Displayed brightly on the back of a Prius, it suggests that your responsibilities begin and end with your own behavior. It’s apolitical, and a little smug.
Sure enough, it turns out there is no reliable documentary evidence for the quotation. The closest verifiable remark we have from Gandhi is this: “If we could change ourselves, the tendencies in the world would also change. As a man changes his own nature, so does the attitude of the world change towards him. … We need not wait to see what others do.”
Here, Gandhi is telling us that personal and social transformation go hand in hand, but there is no suggestion in his words that personal transformation is enough. In fact, for Gandhi, the struggle to bring about a better world involved not only stringent self-denial and rigorous adherence to the philosophy of nonviolence; it also involved a steady awareness that one person, alone, can’t change anything, an awareness that unjust authority can be overturned only by great numbers of people working together with discipline and persistence.
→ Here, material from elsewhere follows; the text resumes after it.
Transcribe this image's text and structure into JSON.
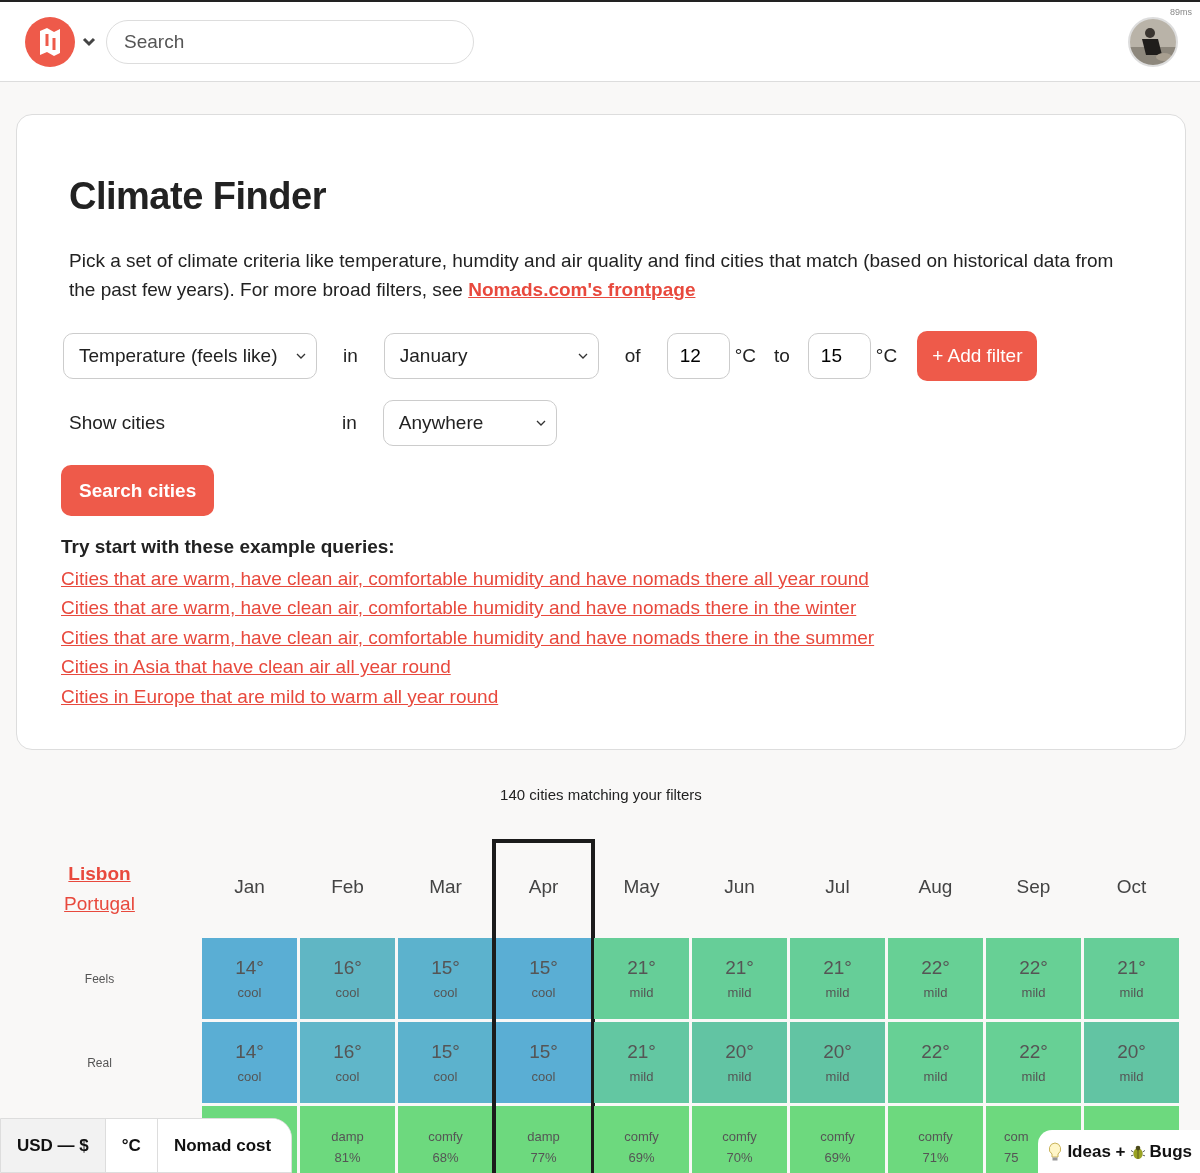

We don’t need to belabor the point: real change — the sort of substantive, non-violent improvement which the practice, the vocation, of design has sought at least since William Morris and still seeks, knowingly or not, no matter the discrediting or falling away of larger Enlightenment and Modernist ambitions — depends upon the existence of a social contract. In this light we might admit that the energy expended on the fast shuffle of conferences, competitions, exhibitions, et al., is at some level an entertaining diversion from the messier and thankless activism and anonymity of in-the-world politics. But more important, we might acknowledge that the macro-politics of governance — the collective and often unheralded hashing out that determines our rights to shelter, jobs, education, healthcare, the voting booth, clean air, drinkable water, et al. — creates the preconditions for the civic society which in turn makes possible the micro-politics by which design can contribute to producing real change. Sure, call it progress. Sample objective: how to render inconceivable (not just “fix”) the corruption of the water supply in places like Flint, Michigan.
It’s time, then, to write that chapter on kaleidoscopic postmodern change, its pros and cons, before the hype takes control. A couple of years ago Kanye West, disruptor par excellence and now major Bowie fan, made what was described as a “surprise visit” to the Harvard Graduate School of Design to meet with the regrettably small number of students who comprised the African American Students Union. After a “closed-door discussion” with the group, he toured the building and then “spontaneously hopped on a table to deliver a speech — really a manifesto: ‘I really do believe that the world can be saved through design’.” Design, Harvard, race, celebrity, saving the world? Damn, we could write the chapter around that vignette alone.